Film festivals—very much the engine room of arthouse cinema—have bounced back vigorously, no doubt helped by the fact that Parasite, Bong Joon Ho’s Korean thriller that won the Palme d’Or at the Cannes Film Festival last year, went on to win the Oscar for Best Picture, the first foreign language film ever to do so.
This year’s Cannes, traditionally held in May, was devastated by Covid. The original festival was cancelled in March and a similar fate awaited the postponed version planned for July. A large selection of films was eventually made but despite being shown in French cinemas and at other festivals these have failed to make their normal impact.
Since Cannes’ postponement, however, things have definitely looked up. Venice, where a reduced number of attendees were tested regularly and had their temperatures taken several times a day, proceeded almost as normal at the beginning of September and was proclaimed a triumph.
Toronto, following soon after, moved successfully online while the London Film Festival, now drawing to a close, struck a happy halfway house with many screenings happening online but others taking place in real, socially distanced cinemas too. Film festivals are definitely finding their way.
As a result, we already know that films to look out for over coming months—both in the cinema and at award ceremonies—include Nomadland, One Night in Miami, The Duke, Pieces of a Woman, Ammonite and Steve McQueen’s Mangrove.
But if arthouse cinema is showing resilience, so too is commercial film production to a quite extraordinary degree. When lockdown hit the UK in March, the British Film Commission estimates £1 billion worth of films being shot here on location and in studios were instantly shut down.

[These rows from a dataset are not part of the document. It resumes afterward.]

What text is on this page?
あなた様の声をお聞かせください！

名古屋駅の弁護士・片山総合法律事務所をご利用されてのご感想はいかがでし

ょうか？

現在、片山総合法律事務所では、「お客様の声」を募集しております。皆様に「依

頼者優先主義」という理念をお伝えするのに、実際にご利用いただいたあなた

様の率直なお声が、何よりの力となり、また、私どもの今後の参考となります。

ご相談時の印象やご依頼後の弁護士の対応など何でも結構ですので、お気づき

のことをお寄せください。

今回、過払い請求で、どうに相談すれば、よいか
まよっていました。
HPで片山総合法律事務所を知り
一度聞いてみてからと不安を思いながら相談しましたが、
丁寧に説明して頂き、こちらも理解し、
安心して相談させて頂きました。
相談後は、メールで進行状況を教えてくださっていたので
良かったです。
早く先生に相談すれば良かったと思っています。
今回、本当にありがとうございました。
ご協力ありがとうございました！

However, by June, the British film industry had come up with workable, government-approve
d Covid-secure protocols—a flexible and evolving mix of testing, temperature checks, bubbling certain groups, additional hygiene measures, much mask-wearing—that would allow filming to resume as soon as lockdown was sufficiently relaxed. Which is exactly what happened, helped—it must be said—by the government’s widely welcomed decision to set up a £500 million fund to help producers who were understandably struggling to get Covid-related insurance cover for their productions.

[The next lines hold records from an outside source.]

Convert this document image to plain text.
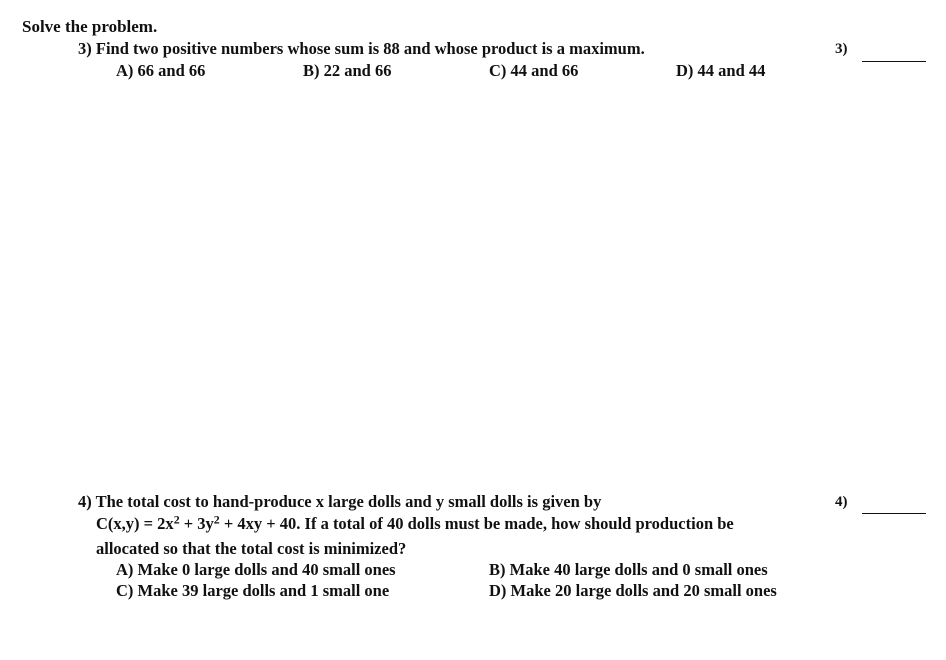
Solve the problem.
3) Find two positive numbers whose sum is 88 and whose product is a maximum.	3)
A) 66 and 66	B) 22 and 66	C) 44 and 66	D) 44 and 44
4) The total cost to hand-produce x large dolls and y small dolls is given by	4)
$C(x,y) = 2x^2 + 3y^2 + 4xy + 40$. If a total of 40 dolls must be made, how should production be
allocated so that the total cost is minimized?
A) Make 0 large dolls and 40 small ones	B) Make 40 large dolls and 0 small ones
C) Make 39 large dolls and 1 small one	D) Make 20 large dolls and 20 small ones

As a result big, so-called “Hollywood” films, which are actually being made in Britain such as The Batman, Mission Impossible 7 and Jurassic World: Dominion started up again in September. UK film production was back in action. It’s not infallible—the Jurassic World unit were forced to suspend filming for a few days after some positive tests—but it’s a hugely important start.
There’s no doubt, however, that the recovery in the country’s cinemas is far more tentative, despite the slightly surprising but encouraging news that cinema in China—the presumed source of the outbreak—is now apparently thriving.
But should some UK cinemas fall by the wayside, I’m confident that a band of eager, film-loving amateurs will surely take their place. We live in a world where just about every significant film ever made is available in digital format and where the cost of decent projection equipment is reasonably affordable. In short, if some cinemas do close, quickly established film societies and clubs—many perhaps co-existing “virtually” online—will surely step in.
That very special experience of watching a film on the big screen and as part of an audience will not disappear. It can’t: film is simply too important for that. This may be no time for James Bond but it’s no time for cinema to die either.